While it might seem that cutting out snacks might be a good way to lose weight, eliminating them can mean you're overly hungry for your next meal (which usually leads to overindulgence). There is a healthy way to snack, which means choosing healthy options and forgoing late-night snacks, according to the Mayo Clinic.
I like a 200-calorie snack, which will fill me up, but not so much that it will tire me out (I'm usually looking for energy from my snacks, not a slump). Generally I like to make my snacks a mix of protein and whole grains or protein and fruit or veggies, and most of all I like a snack to be fun to eat and enjoyable.
Without further ado, check out five healthy snacks for grown-ups that I regularly eat and enjoy. (All of these would be healthier than cookies-and-milk options for kids, too.) Just because you're an adult, doesn't mean an afternoon snack should be ignored.
Nuts, trail mix and nut bars: Not only are nuts (and seeds) delicious in a variety of ways, but they are high in proteins and healthy fats, which keep you satisfied between meals. Keeping mixed nuts (try unsalted, raw nuts instead of the roasted, salted kind for a fresh taste and an even healthier option) or nut bars (I like Kind bars, but you can make your own pretty easily with a recipe like this one) around for hungry times can keep you going during a workout, or through the morning.
Berries: Blackberries, blueberries, strawberries and raspberries are low-calorie, high-flavor snack packed with antioxidants, and there aren't many people who find them unappealing. I eat a small bowl of these mixed fruits one berry at a time, to both enjoy each one (no two blueberries taste exactly alike) and slow down the snacking. Berries keep well in the fridge for almost a week, and frozen berries are almost as tasty as fresh (and are a great cool-down snack after a workout). Berries, especially wild ones (keep an eye out for these at the farmers market in a couple of months), are so healthy that the father of organic farming, J.I. Rodale, named them to his top 11 healthiest foods.
Protein drink mixes: A delicious smoothie can be a super-satisfying snack and feel like a treat. They can also fit the niche for when you feel like something a little sweet to drink instead of chew. Look for those you can just shake up with water, milk or soymilk so you that you know exactly how many calories you are getting. I like Vega's Shake and Go smoothie, because it's made with whole plant ingredients rather than weird chemical isolates.

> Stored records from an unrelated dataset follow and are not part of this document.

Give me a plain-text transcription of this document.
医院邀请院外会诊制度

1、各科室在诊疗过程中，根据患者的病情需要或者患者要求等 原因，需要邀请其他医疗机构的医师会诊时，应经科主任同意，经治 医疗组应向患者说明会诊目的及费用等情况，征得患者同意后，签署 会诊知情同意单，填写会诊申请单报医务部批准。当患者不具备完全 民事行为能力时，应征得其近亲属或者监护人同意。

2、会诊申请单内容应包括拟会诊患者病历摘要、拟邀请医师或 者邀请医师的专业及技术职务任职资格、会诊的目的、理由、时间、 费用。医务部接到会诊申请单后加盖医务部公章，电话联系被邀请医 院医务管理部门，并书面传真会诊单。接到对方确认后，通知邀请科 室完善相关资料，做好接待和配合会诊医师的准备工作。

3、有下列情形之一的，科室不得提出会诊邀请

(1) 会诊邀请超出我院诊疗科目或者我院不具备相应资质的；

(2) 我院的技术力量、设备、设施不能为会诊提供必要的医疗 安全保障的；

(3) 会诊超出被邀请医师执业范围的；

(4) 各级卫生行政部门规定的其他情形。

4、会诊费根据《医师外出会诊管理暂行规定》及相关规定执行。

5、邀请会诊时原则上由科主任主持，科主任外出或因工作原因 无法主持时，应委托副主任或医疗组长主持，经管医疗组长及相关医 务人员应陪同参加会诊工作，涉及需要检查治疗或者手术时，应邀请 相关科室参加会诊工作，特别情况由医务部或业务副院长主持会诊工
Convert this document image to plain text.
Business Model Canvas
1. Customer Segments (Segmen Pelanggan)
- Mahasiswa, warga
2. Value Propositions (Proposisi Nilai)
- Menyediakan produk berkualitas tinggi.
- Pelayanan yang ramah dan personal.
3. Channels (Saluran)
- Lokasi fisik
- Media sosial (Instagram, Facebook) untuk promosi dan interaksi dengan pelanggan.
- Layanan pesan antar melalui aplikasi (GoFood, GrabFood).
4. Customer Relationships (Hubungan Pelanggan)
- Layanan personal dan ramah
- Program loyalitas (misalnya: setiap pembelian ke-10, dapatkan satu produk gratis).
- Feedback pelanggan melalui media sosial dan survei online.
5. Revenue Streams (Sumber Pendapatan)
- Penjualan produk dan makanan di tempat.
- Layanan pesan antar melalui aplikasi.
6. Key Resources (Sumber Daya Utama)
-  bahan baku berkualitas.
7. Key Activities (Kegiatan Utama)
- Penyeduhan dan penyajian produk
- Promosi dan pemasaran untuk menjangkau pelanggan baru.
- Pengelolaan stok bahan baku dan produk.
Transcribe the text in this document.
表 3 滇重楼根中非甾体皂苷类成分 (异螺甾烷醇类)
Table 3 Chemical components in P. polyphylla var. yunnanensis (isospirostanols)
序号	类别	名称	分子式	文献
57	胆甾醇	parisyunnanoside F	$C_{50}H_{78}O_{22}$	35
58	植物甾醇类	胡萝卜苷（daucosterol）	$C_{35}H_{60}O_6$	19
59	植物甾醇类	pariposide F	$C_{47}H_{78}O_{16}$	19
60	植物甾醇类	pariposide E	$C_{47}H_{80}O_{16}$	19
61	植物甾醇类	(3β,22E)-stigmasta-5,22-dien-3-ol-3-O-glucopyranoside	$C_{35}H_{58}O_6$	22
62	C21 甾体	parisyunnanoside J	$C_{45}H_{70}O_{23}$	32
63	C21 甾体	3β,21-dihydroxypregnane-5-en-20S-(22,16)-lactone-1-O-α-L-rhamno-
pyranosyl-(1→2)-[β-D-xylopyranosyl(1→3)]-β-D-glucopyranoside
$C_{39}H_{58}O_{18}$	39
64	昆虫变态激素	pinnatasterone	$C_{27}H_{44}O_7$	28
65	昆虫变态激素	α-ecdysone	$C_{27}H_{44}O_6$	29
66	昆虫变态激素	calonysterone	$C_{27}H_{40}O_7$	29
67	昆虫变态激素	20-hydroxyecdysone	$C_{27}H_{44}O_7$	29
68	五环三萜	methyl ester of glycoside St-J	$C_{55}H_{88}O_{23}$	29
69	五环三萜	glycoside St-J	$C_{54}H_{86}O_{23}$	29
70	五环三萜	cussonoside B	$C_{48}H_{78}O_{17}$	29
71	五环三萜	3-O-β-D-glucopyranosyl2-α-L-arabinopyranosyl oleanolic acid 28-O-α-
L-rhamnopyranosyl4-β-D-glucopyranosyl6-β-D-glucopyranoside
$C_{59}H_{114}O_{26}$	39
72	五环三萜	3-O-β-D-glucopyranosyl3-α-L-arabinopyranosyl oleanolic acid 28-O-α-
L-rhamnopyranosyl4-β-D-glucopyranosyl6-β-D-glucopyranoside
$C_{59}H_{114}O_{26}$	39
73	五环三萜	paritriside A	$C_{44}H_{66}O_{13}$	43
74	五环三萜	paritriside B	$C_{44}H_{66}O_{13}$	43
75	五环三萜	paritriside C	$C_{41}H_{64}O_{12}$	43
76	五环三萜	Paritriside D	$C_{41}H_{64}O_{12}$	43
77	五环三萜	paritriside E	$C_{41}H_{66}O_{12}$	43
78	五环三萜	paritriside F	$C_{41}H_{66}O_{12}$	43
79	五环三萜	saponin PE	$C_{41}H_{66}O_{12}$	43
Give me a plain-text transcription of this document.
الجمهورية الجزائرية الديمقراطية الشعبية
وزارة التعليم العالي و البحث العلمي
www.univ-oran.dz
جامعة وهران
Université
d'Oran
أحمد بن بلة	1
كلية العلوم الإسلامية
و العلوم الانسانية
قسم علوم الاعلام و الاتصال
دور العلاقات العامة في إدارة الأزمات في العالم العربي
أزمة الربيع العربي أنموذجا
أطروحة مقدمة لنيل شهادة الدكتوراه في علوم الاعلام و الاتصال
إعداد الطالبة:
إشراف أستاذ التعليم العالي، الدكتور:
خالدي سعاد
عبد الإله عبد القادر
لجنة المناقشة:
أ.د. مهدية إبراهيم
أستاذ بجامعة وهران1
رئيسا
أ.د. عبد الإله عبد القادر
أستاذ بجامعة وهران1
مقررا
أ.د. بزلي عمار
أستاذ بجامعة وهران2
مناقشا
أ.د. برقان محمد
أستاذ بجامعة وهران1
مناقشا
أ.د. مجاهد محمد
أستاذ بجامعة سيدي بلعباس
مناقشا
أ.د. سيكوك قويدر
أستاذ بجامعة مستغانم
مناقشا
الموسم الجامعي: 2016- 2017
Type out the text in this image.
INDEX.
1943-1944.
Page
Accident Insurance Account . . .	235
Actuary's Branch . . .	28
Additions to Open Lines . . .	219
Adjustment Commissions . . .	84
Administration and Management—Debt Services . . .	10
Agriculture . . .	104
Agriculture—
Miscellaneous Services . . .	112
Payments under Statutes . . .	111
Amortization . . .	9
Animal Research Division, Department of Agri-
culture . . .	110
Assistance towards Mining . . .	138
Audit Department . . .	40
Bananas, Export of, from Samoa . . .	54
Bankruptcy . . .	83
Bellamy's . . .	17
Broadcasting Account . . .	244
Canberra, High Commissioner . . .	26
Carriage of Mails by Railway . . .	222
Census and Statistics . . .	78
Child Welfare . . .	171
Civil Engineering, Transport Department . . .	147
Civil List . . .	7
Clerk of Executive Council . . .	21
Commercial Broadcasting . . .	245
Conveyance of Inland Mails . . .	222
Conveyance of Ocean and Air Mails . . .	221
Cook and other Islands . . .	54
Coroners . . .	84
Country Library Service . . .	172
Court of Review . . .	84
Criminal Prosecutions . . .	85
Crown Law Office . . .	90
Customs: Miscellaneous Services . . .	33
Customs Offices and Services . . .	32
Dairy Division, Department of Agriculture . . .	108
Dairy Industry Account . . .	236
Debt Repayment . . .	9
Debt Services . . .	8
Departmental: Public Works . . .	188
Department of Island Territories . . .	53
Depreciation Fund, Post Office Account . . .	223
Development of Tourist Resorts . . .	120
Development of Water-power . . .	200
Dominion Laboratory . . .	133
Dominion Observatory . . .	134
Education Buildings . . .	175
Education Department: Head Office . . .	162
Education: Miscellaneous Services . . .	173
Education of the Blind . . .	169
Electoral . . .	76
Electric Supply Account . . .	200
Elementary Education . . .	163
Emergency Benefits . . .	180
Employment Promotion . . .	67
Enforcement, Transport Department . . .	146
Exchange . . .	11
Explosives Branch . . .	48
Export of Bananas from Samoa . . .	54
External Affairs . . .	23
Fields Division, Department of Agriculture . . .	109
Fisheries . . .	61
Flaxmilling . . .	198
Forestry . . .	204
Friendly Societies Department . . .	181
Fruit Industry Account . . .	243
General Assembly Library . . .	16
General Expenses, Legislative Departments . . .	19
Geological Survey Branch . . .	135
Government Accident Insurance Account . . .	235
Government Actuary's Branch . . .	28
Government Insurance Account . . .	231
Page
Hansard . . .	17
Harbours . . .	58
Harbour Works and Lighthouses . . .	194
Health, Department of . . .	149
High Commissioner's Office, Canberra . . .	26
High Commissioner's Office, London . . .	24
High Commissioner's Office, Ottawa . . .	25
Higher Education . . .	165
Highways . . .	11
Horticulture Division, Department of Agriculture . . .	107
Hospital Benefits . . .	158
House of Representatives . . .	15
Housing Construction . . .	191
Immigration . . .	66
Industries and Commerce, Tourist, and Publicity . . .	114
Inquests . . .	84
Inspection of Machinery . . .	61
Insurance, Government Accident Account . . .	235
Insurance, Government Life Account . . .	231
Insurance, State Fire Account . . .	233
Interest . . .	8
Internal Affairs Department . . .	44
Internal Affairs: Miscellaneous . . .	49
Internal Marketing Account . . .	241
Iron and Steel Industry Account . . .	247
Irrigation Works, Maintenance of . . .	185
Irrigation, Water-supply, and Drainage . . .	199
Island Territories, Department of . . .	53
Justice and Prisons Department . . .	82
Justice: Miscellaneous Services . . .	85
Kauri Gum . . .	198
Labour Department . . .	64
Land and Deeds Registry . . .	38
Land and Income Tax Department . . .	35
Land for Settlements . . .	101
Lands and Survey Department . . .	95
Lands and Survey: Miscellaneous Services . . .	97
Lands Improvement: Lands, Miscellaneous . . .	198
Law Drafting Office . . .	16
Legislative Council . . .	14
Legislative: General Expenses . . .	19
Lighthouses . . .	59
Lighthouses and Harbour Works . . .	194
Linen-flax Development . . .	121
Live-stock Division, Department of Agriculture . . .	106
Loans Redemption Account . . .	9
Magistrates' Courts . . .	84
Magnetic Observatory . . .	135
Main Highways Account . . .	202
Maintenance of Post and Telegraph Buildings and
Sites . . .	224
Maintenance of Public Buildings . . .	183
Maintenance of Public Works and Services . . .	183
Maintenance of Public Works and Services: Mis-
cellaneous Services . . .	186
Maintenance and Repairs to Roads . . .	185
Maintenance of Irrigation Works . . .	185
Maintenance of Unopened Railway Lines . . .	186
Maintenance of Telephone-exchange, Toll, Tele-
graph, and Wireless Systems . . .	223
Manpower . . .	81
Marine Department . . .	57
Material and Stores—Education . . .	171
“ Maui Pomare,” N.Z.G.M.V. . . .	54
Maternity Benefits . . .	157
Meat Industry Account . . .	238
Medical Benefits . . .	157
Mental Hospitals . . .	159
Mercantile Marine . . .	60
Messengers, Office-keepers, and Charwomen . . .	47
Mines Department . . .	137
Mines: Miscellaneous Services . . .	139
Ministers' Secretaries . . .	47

Cracker-sandwiches: An open-faced cracker sandwich can be made with all sorts of ingredients — keep whole, organic foods in mind and you almost can't go wrong (but hey, s'mores don't count!). I like Doctor Kracker's line because they are low-calorie, high taste and made with whole grains and natural ingredients. I split one of the big crackers in half, and spread with goat cheese and add a drizzle of honey if I'm in a sweet mood, or slice up some pickled okra or cornichons if I'm more into salty (180 calories). Or I spread with high-quality seeded mustard and a hard-boiled local egg (175 calories). Or spread with hummus, fresh parsley and tomato (160 calories). I don't eat meat, but if you do, this might be a good place to eat some of your leftover chicken or salmon from last night's dinner. The reason you make the "sandwich" on a cracker is to limit the amounts of what you're eating (basic portion control; this works better than idly dipping a cracker in hummus and munching without thought).
All-fruit smoothies: Similar to protein drink mixes, a fruit smoothie made with some water, a teaspoon of honey, a banana and some berries, mango or pear can be a sweet, fewer-than-200-calories treat that helps you get your fiber (make them yourself rather than buying the pre-made ones; fresh are much healthier, and retain all the nutrients, vitamins and flavor). It will definitely beat a late-afternoon sugar craving.